26 juin 2003
Mon père Georges
Aujourd’hui mon père aurait 110 ans. Il avait 50 ans lorsque je suis née, et j’ai l’impression de ne pas l’avoir connu. Je garde de lui un souvenir si imprécis, enfant il était pour moi comme un employé de la maison, si absent se levant très tôt pour le train d’écurie, et les travaux des champs. On le voyait aux repas au bout de la table parlant très peu. J’ai seulement quelques brides de conversations de lui dont je me souviens, rien de très affectueux .
A l’église il chantonnait à mi-voix , ce qui nous gênait.
Je pensais qu’il était heureux qu’avec mes oncles avec lesquels il aimait boire aux occasions de fête familiales. Ces soirs de fêtes il chantait et dansait la gigue. C’était un très bon danseur , parfois le lendemain il continuait la fête seul . Ma mère souffrait je pense dès qu’il prenait une bière, nous on désapprouvait mon père intérieurement , je ne sais pour les autres , mais moi j’étais triste dès que ma mère pleurait, .
Plus vieille, adolescente j’ai commencé à changer ma vision de lui. Lorsque j’arrivais de l’école , il était souvent la pour m’ouvrir la porte, je me disais " Il nous aime même s’il ne le dit pas " non ce n était pas un jasant mais un cœur sensible qui pleurait à chaque année en nous donnant la bénédiction. C’est la seule fois de l’année ou on pouvait l’embrasser. Nous étions timides devant lui, et je crois maintenant qu’il l’était autant que nous..
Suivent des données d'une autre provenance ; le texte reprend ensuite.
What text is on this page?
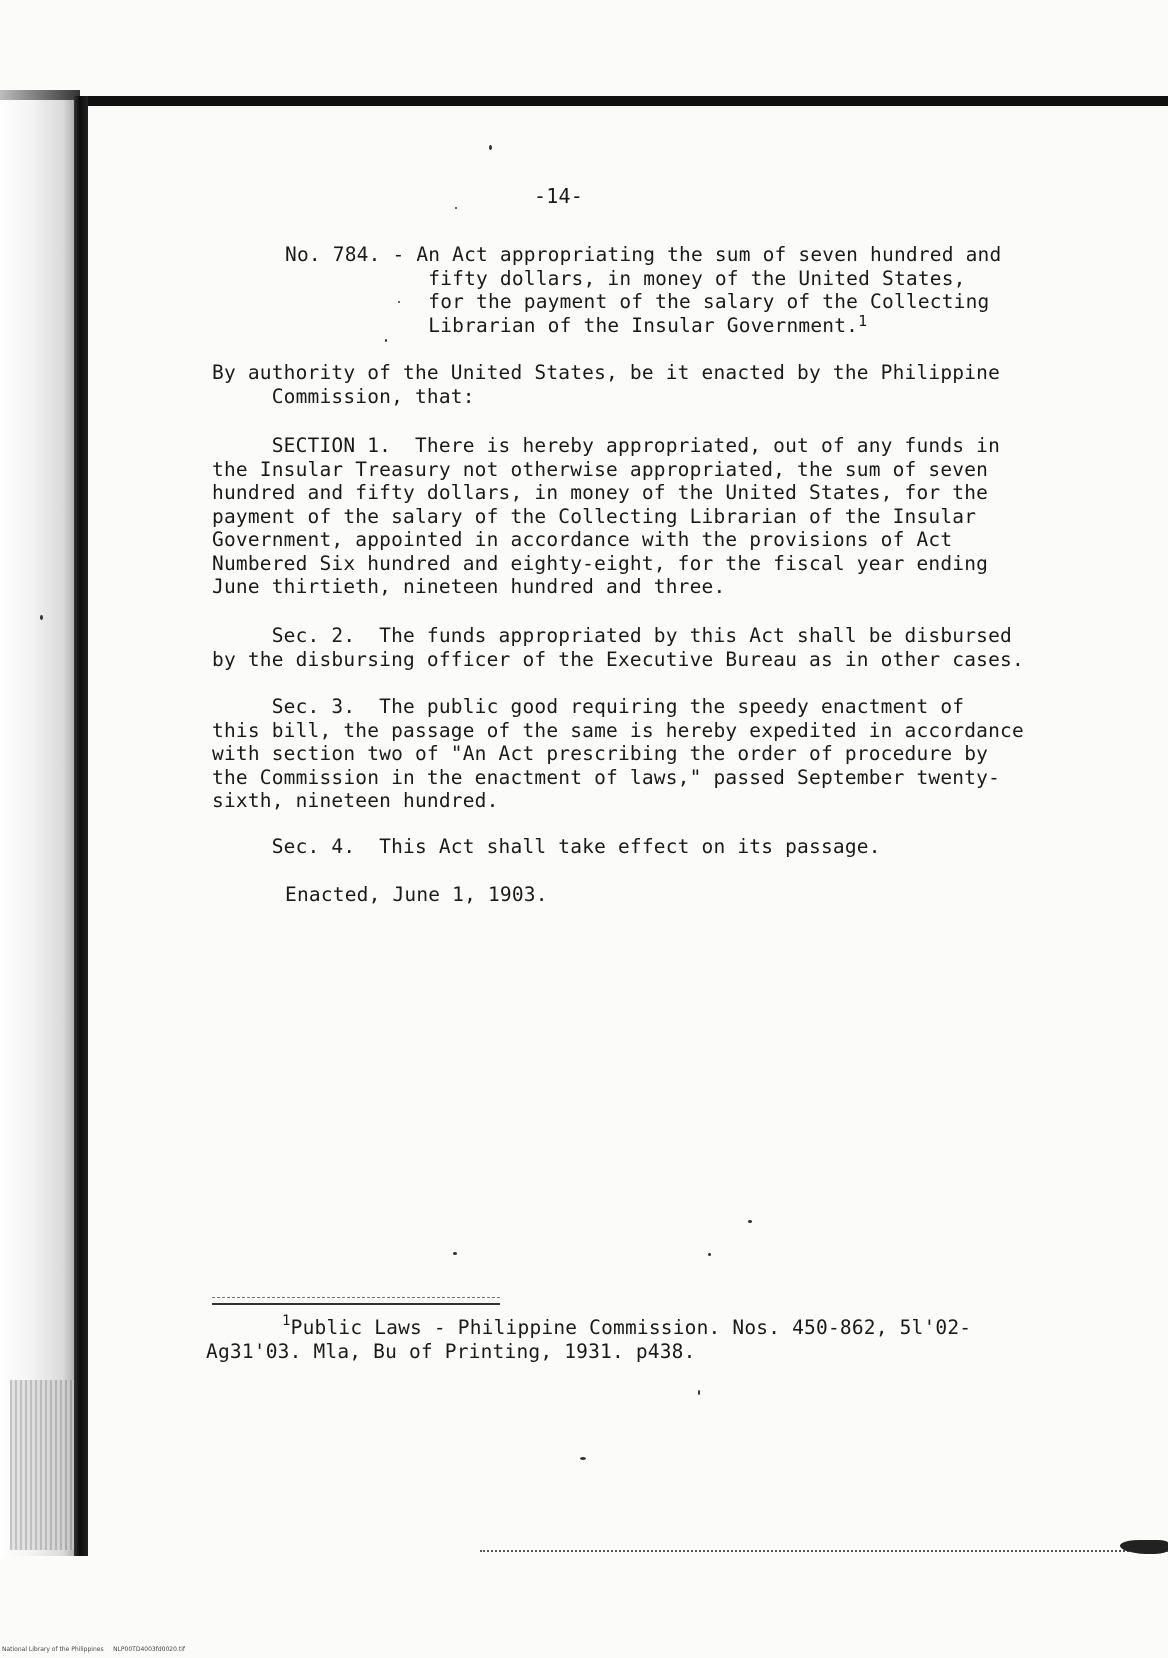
-14-
No. 784. - An Act appropriating the sum of seven hundred and
fifty dollars, in money of the United States,
for the payment of the salary of the Collecting
Librarian of the Insular Government.$^1$
By authority of the United States, be it enacted by the Philippine
Commission, that:
SECTION 1.  There is hereby appropriated, out of any funds in
the Insular Treasury not otherwise appropriated, the sum of seven
hundred and fifty dollars, in money of the United States, for the
payment of the salary of the Collecting Librarian of the Insular
Government, appointed in accordance with the provisions of Act
Numbered Six hundred and eighty-eight, for the fiscal year ending
June thirtieth, nineteen hundred and three.
Sec. 2.  The funds appropriated by this Act shall be disbursed
by the disbursing officer of the Executive Bureau as in other cases.
Sec. 3.  The public good requiring the speedy enactment of
this bill, the passage of the same is hereby expedited in accordance
with section two of "An Act prescribing the order of procedure by
the Commission in the enactment of laws," passed September twenty-
sixth, nineteen hundred.
Sec. 4.  This Act shall take effect on its passage.
Enacted, June 1, 1903.
$^1$Public Laws - Philippine Commission. Nos. 450-862, 5l'02-
Ag31'03. Mla, Bu of Printing, 1931. p438.
National Library of the Philippines     NLP00TD4003fd0020.tif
Lorsqu’il fut hospitalisé à l’hôpital Notre-Dame de Montréal pour son opération de cancer d’estomac, je faisais un stage comme infirmière en psychiatrie à Québec , et je suis descendue et l’ai veillé quelques nuits ..Il semblait content , disait aux infirmières qu’il aimerait mieux que je lui donne ses injections, évidemment je ne pouvais pas je n’étais qu’étudiante. La dernière fois que je l’ai vu il était hospitalisé au sanatorium de Macamic , son cancer étant très avancé , il était alors en phase terminale . Il m’a dit ce p.m. : J’aimerais mieux aller me jeter sous le train que savoir que j’ai le cancer.Il est décédé à 71 ans une semaine plus tard..
Il m’arrive très souvent de m’ennuyer de lui, de regretter de ne pas l’avoir connu, lui avoir jamais dit que je l’aimais. IL m’est arrivé parfois de chercher sa ressemblance dans un homme que j’aimais . Il m’arrive aussi de penser que ma relation difficile avec les hommes est du à ce manque que j’ai eu de mon père. Je lui parle souvent à cet homme , mon père que ma mère a commencé à aimer à 134 ans , qu’elle a épousé alors qu’elle avait 19ans et lui 36, et qu’elle a toujours aimé malgré leurs différences et leurs incompréhensions.